To learn how motor control of whiskers takes place, Wang and postdoctoral fellow Jun Takatoh used a new technique that takes advantage of the rabies virus’ ability to spread through connected nerve cells. A disabled form of the virus used to vaccinate pets was created with the ability to express a fluorescent protein. The researchers were able to trace its path through a network of brain cells directly connected to the motor neurons controlling whisker movement.

“The precision of this mapping method allowed us to ask a key question, namely are parts of the whisker motor control circuitry not yet connected in newborn mice, and are such missing links added later to enable whisking?” Wang said.

By taking a series of pictures in the fluorescently labeled brains during the first two weeks after birth, the research team chronicled the developing circuits before and after mice start whisking.

“When we traced the circuit it was stunning in the sense that we didn’t realize there are so many pools of neurons located throughout the brainstem that are connected to whisker motor neurons,” said Wang. “It’s remarkable that a single motor neuron receives so many inputs, and somehow is able to integrate them.”

At the same time whisking movements emerge, motor neurons receive a new set of inputs from a region of the brainstem called the LPGi. A single LPGi neuron is connected to motor neurons on both sides of the face, putting them in perfect position to synchronize the movements of left and right whiskers.
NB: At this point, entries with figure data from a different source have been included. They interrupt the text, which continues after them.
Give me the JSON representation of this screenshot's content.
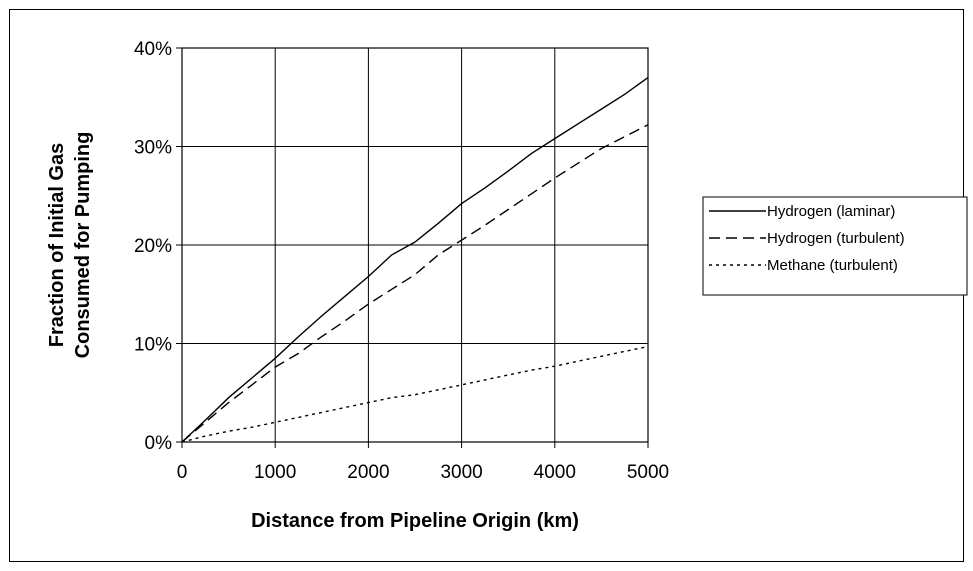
{
  "chart_data": {
    "type": "line",
    "title": "",
    "xlabel": "Distance from Pipeline Origin (km)",
    "ylabel_line1": "Fraction of Initial Gas",
    "ylabel_line2": "Consumed for Pumping",
    "xlim": [
      0,
      5000
    ],
    "ylim": [
      0,
      0.4
    ],
    "x_ticks": [
      0,
      1000,
      2000,
      3000,
      4000,
      5000
    ],
    "x_tick_labels": [
      "0",
      "1000",
      "2000",
      "3000",
      "4000",
      "5000"
    ],
    "y_ticks": [
      0,
      0.1,
      0.2,
      0.3,
      0.4
    ],
    "y_tick_labels": [
      "0%",
      "10%",
      "20%",
      "30%",
      "40%"
    ],
    "grid": true,
    "legend_position": "right",
    "series": [
      {
        "name": "Hydrogen (laminar)",
        "line_style": "solid",
        "x": [
          0,
          250,
          500,
          750,
          1000,
          1250,
          1500,
          1750,
          2000,
          2250,
          2500,
          2750,
          3000,
          3250,
          3500,
          3750,
          4000,
          4250,
          4500,
          4750,
          5000
        ],
        "y": [
          0,
          0.022,
          0.045,
          0.065,
          0.085,
          0.107,
          0.128,
          0.148,
          0.168,
          0.19,
          0.203,
          0.222,
          0.242,
          0.258,
          0.275,
          0.293,
          0.308,
          0.323,
          0.338,
          0.353,
          0.37
        ]
      },
      {
        "name": "Hydrogen (turbulent)",
        "line_style": "dashed",
        "x": [
          0,
          250,
          500,
          750,
          1000,
          1250,
          1500,
          1750,
          2000,
          2250,
          2500,
          2750,
          3000,
          3250,
          3500,
          3750,
          4000,
          4250,
          4500,
          4750,
          5000
        ],
        "y": [
          0,
          0.02,
          0.04,
          0.058,
          0.076,
          0.09,
          0.107,
          0.123,
          0.14,
          0.155,
          0.17,
          0.19,
          0.205,
          0.22,
          0.236,
          0.252,
          0.268,
          0.283,
          0.298,
          0.31,
          0.322
        ]
      },
      {
        "name": "Methane (turbulent)",
        "line_style": "dotted",
        "x": [
          0,
          250,
          500,
          750,
          1000,
          1250,
          1500,
          1750,
          2000,
          2250,
          2500,
          2750,
          3000,
          3250,
          3500,
          3750,
          4000,
          4250,
          4500,
          4750,
          5000
        ],
        "y": [
          0,
          0.006,
          0.011,
          0.015,
          0.02,
          0.025,
          0.03,
          0.035,
          0.04,
          0.045,
          0.048,
          0.053,
          0.058,
          0.063,
          0.068,
          0.073,
          0.077,
          0.082,
          0.087,
          0.092,
          0.097
        ]
      }
    ]
  }
}
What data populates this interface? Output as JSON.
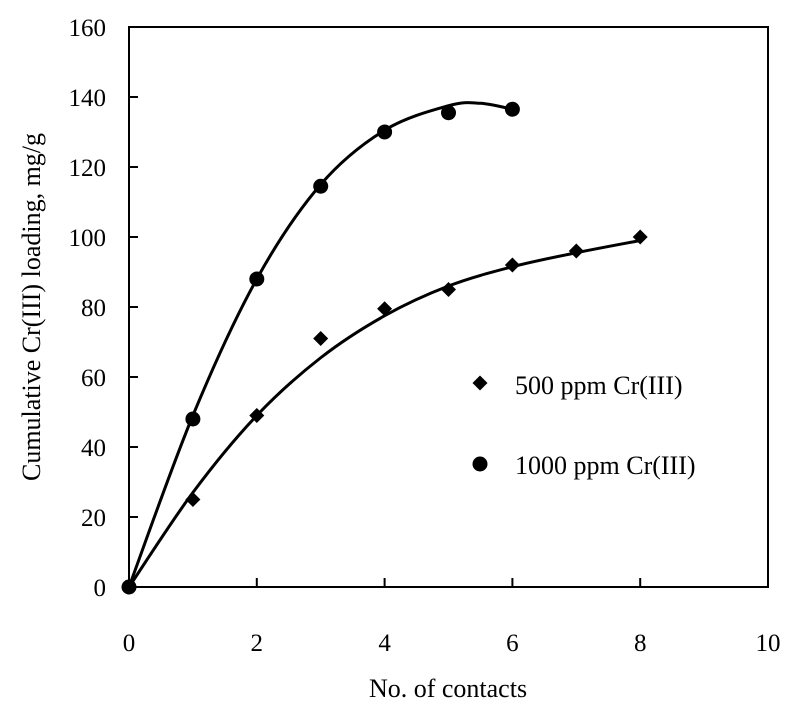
{
  "chart_data": {
    "type": "scatter",
    "xlabel": "No. of contacts",
    "ylabel": "Cumulative Cr(III) loading, mg/g",
    "xlim": [
      0,
      10
    ],
    "ylim": [
      0,
      160
    ],
    "x_ticks": [
      0,
      2,
      4,
      6,
      8,
      10
    ],
    "y_ticks": [
      0,
      20,
      40,
      60,
      80,
      100,
      120,
      140,
      160
    ],
    "grid": false,
    "legend_position": "right-center",
    "series": [
      {
        "name": "500 ppm Cr(III)",
        "marker": "diamond",
        "color": "#000000",
        "x": [
          0,
          1,
          2,
          3,
          4,
          5,
          6,
          7,
          8
        ],
        "y": [
          0,
          25,
          49,
          71,
          79.5,
          85,
          92,
          96,
          100
        ],
        "fit_curve": {
          "x": [
            0,
            1,
            2,
            3,
            4,
            5,
            6,
            7,
            8
          ],
          "y": [
            0,
            27,
            49,
            65.5,
            77.5,
            86,
            91.5,
            95.5,
            99
          ]
        }
      },
      {
        "name": "1000 ppm Cr(III)",
        "marker": "circle",
        "color": "#000000",
        "x": [
          0,
          1,
          2,
          3,
          4,
          5,
          6
        ],
        "y": [
          0,
          48,
          88,
          114.5,
          130,
          135.5,
          136.5
        ],
        "fit_curve": {
          "x": [
            0,
            1,
            2,
            3,
            4,
            5,
            5.5,
            6
          ],
          "y": [
            0,
            49,
            88,
            115,
            130.5,
            137.5,
            138.2,
            136.5
          ]
        }
      }
    ]
  }
}
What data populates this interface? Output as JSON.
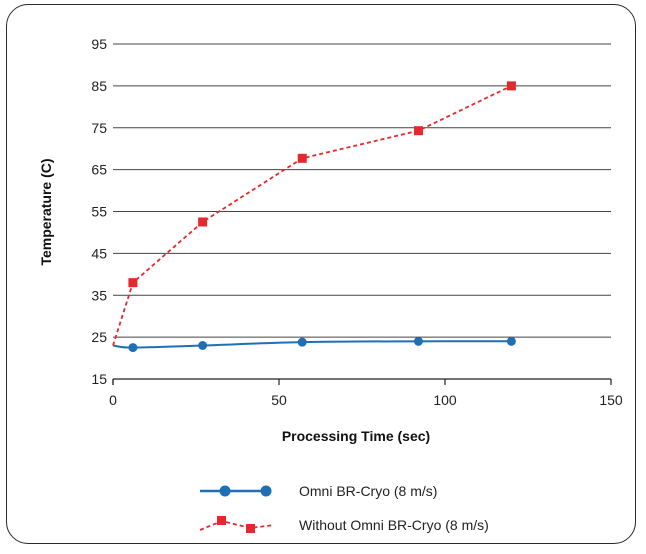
{
  "chart_data": {
    "type": "line",
    "title": "",
    "xlabel": "Processing Time (sec)",
    "ylabel": "Temperature (C)",
    "xlim": [
      0,
      150
    ],
    "ylim": [
      15,
      95
    ],
    "x_ticks": [
      "0",
      "50",
      "100",
      "150"
    ],
    "y_ticks": [
      "15",
      "25",
      "35",
      "45",
      "55",
      "65",
      "75",
      "85",
      "95"
    ],
    "grid": "horizontal",
    "legend_position": "bottom",
    "series": [
      {
        "name": "Omni BR-Cryo (8 m/s)",
        "color": "#1f6fb5",
        "line_style": "solid",
        "marker": "circle",
        "x": [
          0,
          6,
          27,
          57,
          92,
          120
        ],
        "y": [
          23,
          22.5,
          23,
          23.8,
          24,
          24
        ]
      },
      {
        "name": "Without Omni BR-Cryo (8 m/s)",
        "color": "#e5282e",
        "line_style": "dashed",
        "marker": "square",
        "x": [
          0,
          6,
          27,
          57,
          92,
          120
        ],
        "y": [
          23,
          38,
          52.5,
          67.7,
          74.3,
          85
        ]
      }
    ]
  }
}
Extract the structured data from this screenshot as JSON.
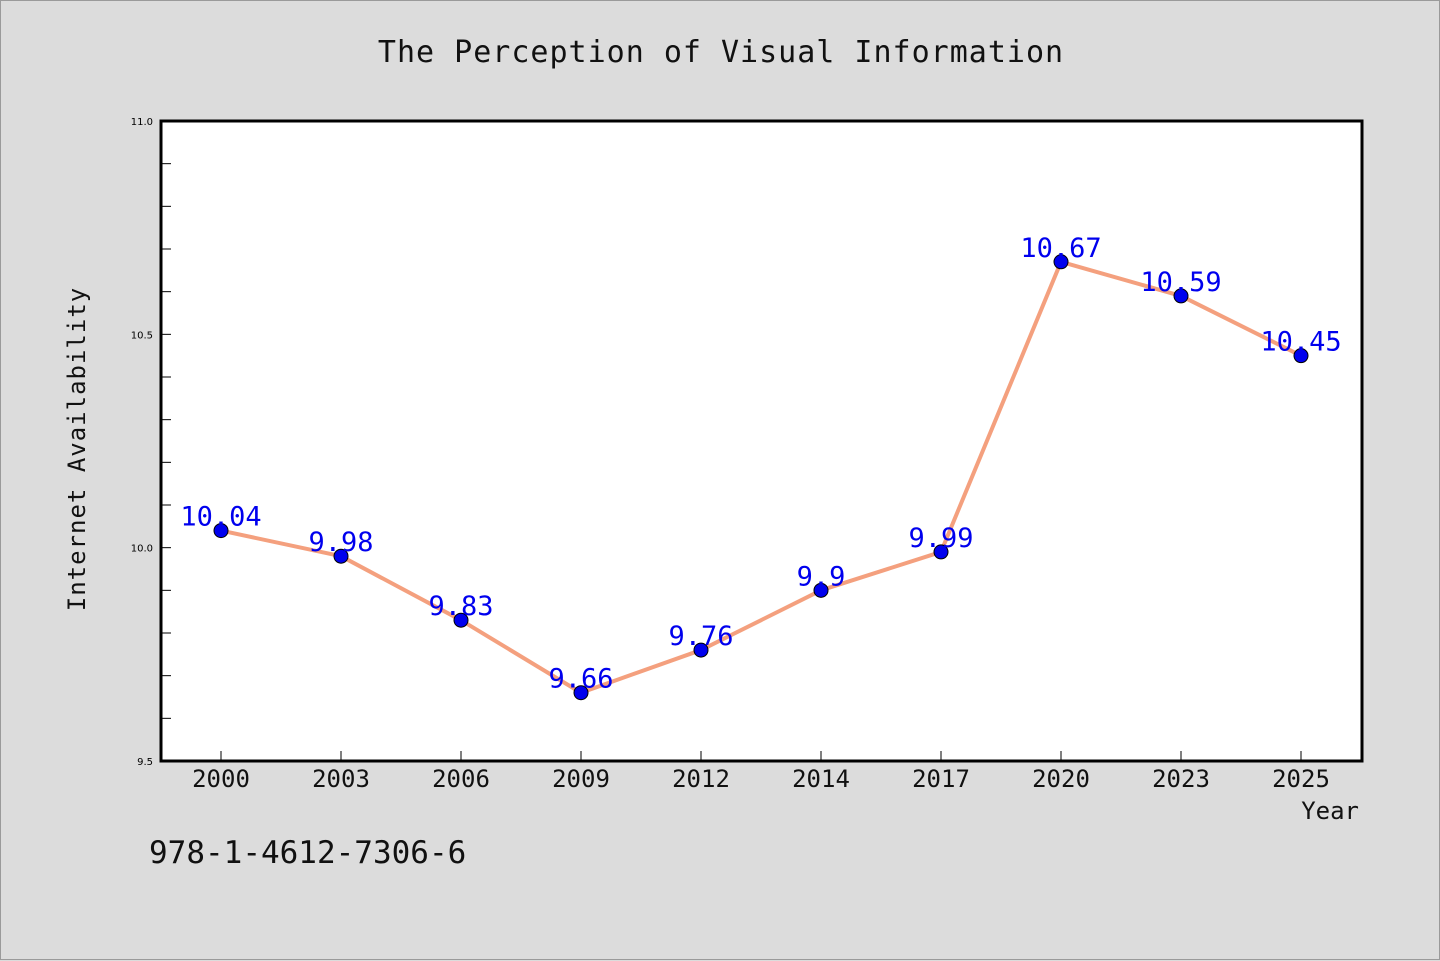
{
  "chart_data": {
    "type": "line",
    "title": "The Perception of Visual Information",
    "xlabel": "Year",
    "ylabel": "Internet Availability",
    "categories": [
      "2000",
      "2003",
      "2006",
      "2009",
      "2012",
      "2014",
      "2017",
      "2020",
      "2023",
      "2025"
    ],
    "series": [
      {
        "values": [
          10.04,
          9.98,
          9.83,
          9.66,
          9.76,
          9.9,
          9.99,
          10.67,
          10.59,
          10.45
        ],
        "labels": [
          "10.04",
          "9.98",
          "9.83",
          "9.66",
          "9.76",
          "9.9",
          "9.99",
          "10.67",
          "10.59",
          "10.45"
        ],
        "line_color": "#f4a07e",
        "marker_color": "#0000ee",
        "label_color": "#0000ee"
      }
    ],
    "ylim": [
      9.5,
      11.0
    ],
    "y_ticks": [
      "9.5",
      "10.0",
      "10.5",
      "11.0"
    ],
    "y_tick_values": [
      9.5,
      10.0,
      10.5,
      11.0
    ],
    "y_minor_step": 0.1,
    "grid": false,
    "legend": "none"
  },
  "footer": {
    "isbn": "978-1-4612-7306-6"
  },
  "colors": {
    "background": "#dcdcdc",
    "plot_background": "#ffffff",
    "axis": "#000000"
  }
}
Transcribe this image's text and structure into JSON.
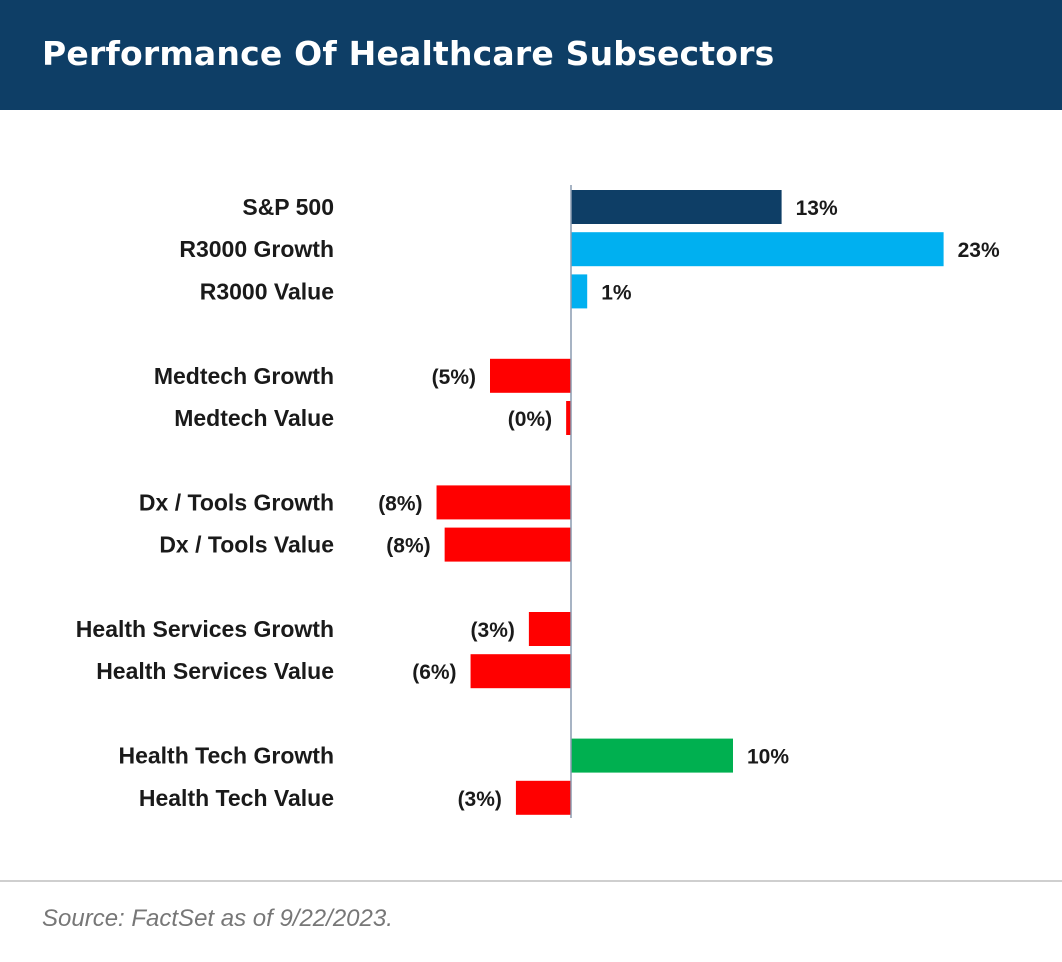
{
  "header": {
    "title": "Performance Of Healthcare Subsectors"
  },
  "colors": {
    "header_bg": "#0e3e66",
    "sp500": "#0e3e66",
    "r3000": "#00b0f0",
    "negative": "#ff0000",
    "positive_health": "#00b050",
    "axis": "#8a9bb0"
  },
  "chart_data": {
    "type": "bar",
    "orientation": "horizontal",
    "title": "Performance Of Healthcare Subsectors",
    "xlabel": "",
    "ylabel": "",
    "grid": false,
    "legend": "none",
    "xlim": [
      -9.5,
      24
    ],
    "groups": [
      {
        "bars": [
          {
            "category": "S&P 500",
            "value": 13,
            "label": "13%",
            "color": "#0e3e66"
          },
          {
            "category": "R3000 Growth",
            "value": 23,
            "label": "23%",
            "color": "#00b0f0"
          },
          {
            "category": "R3000 Value",
            "value": 1,
            "label": "1%",
            "color": "#00b0f0"
          }
        ]
      },
      {
        "bars": [
          {
            "category": "Medtech Growth",
            "value": -5,
            "label": "(5%)",
            "color": "#ff0000"
          },
          {
            "category": "Medtech Value",
            "value": -0.3,
            "label": "(0%)",
            "color": "#ff0000"
          }
        ]
      },
      {
        "bars": [
          {
            "category": "Dx / Tools Growth",
            "value": -8.3,
            "label": "(8%)",
            "color": "#ff0000"
          },
          {
            "category": "Dx / Tools Value",
            "value": -7.8,
            "label": "(8%)",
            "color": "#ff0000"
          }
        ]
      },
      {
        "bars": [
          {
            "category": "Health Services Growth",
            "value": -2.6,
            "label": "(3%)",
            "color": "#ff0000"
          },
          {
            "category": "Health Services Value",
            "value": -6.2,
            "label": "(6%)",
            "color": "#ff0000"
          }
        ]
      },
      {
        "bars": [
          {
            "category": "Health Tech Growth",
            "value": 10,
            "label": "10%",
            "color": "#00b050"
          },
          {
            "category": "Health Tech Value",
            "value": -3.4,
            "label": "(3%)",
            "color": "#ff0000"
          }
        ]
      }
    ]
  },
  "footer": {
    "source": "Source: FactSet as of 9/22/2023."
  }
}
To learn more about the new circuit formed between LPGi and motor neurons, Wang and Takatoh drew on the expertise of Duke colleague Richard Mooney, PhD, professor of neurobiology, and his student Anders Nelson. Together, the researchers were able to record the labeled neurons and found the LPGi neurons communicate with motor neurons using glutamate, the main neurotransmitter that stimulates the brain. They further discovered that LPGi neurons receive direct inputs from the motor cortex.

“This makes sense because exploratory whisking is a voluntary movement under control of the motor cortex,” Wang said. “Excitatory input is needed for initiating such movements, and LPGi may be critical for relaying signals from the motor cortex to whisker motor neurons.”

The researchers will next explore the connectivity by using genetic, viral and optical tools to see what happens when certain components of the circuits are activated or silenced during various motor tasks.